Lastly, thermal gasification of biomass followed by alcohol synthesis over a catalyst is a process being pursued by Range Fuels Inc. under the DOE award program. This process has an advantage over the first two pathways in that there is no biological component, allowing for higher temperatures and lower water demand. Similarly, the catalyst cannot mutate or alter its biology, so the alcohol product is of consistent quality over the catalyst lifetime. The main disadvantage of this process is that the product is not pure ethanol. It's a blend of alcohols containing a significant fraction of methanol, which could negatively impact vapor pressure.

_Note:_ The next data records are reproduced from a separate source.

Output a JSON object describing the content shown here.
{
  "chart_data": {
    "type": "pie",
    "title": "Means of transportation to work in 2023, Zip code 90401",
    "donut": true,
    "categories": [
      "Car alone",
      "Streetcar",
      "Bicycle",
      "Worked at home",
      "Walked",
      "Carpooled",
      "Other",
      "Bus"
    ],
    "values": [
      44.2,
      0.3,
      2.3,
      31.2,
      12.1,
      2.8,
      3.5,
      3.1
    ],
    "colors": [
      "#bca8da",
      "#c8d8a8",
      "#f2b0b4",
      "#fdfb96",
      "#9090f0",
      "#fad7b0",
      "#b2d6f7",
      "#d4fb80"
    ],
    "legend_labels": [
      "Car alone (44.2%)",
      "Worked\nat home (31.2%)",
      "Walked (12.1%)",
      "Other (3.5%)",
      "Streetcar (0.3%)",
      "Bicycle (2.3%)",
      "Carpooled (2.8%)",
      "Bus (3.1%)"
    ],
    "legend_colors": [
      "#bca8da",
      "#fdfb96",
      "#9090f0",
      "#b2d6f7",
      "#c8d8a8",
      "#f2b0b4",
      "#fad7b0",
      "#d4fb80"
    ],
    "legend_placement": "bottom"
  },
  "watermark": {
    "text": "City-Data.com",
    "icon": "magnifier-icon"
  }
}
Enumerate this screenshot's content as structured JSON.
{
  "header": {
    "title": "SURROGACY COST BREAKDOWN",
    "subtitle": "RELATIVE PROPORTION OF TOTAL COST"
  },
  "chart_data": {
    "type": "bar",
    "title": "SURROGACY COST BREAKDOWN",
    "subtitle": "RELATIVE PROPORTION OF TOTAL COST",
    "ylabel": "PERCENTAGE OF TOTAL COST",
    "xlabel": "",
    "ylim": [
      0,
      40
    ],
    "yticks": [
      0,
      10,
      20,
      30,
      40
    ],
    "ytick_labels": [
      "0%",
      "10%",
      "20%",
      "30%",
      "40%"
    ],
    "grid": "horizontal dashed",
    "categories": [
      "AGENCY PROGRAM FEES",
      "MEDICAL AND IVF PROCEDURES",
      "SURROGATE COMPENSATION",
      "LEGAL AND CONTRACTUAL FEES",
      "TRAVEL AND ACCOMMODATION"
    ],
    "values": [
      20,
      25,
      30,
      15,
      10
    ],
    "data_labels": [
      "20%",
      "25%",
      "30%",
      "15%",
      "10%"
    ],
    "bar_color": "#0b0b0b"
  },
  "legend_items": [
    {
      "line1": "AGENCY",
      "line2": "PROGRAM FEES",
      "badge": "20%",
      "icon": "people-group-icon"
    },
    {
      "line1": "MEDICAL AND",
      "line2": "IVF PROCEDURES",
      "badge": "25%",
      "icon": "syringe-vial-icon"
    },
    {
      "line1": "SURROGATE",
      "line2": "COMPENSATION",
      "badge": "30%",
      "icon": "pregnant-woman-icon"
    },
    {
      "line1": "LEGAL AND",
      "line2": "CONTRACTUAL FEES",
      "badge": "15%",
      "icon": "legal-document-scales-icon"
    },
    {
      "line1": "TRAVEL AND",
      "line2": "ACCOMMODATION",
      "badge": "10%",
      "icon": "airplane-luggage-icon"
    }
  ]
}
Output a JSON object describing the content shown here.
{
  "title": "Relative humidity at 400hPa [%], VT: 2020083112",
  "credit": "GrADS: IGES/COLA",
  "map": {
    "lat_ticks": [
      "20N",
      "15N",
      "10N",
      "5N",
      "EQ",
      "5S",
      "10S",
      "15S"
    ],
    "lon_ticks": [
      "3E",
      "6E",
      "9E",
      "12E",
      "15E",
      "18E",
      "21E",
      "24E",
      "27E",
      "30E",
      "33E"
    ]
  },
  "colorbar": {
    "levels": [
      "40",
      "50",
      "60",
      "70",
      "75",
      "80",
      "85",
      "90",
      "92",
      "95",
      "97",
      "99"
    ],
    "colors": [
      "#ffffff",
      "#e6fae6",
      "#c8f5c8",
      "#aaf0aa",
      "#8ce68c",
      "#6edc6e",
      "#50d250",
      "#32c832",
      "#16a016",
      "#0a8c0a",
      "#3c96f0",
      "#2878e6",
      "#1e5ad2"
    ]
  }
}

There are, of course, hybrid variations to these three methods, such as novel pretreatment technologies, variations in enzymatic hydrolysis, combinations of biochemical and thermochemical processing steps, and other unique approaches such as converting cellulose to acetate esters, followed by further reaction with hydrogen to ethanol. Whatever the method for producing alcohols, 100 percent replacement of gasoline is not a near goal; rather, all of these processes involve the production of alcohols for blending with gasoline. When mixed with gasoline, the alcohol becomes an octane booster, limiting the amount of petroleum fuel that can be replaced by biofuel.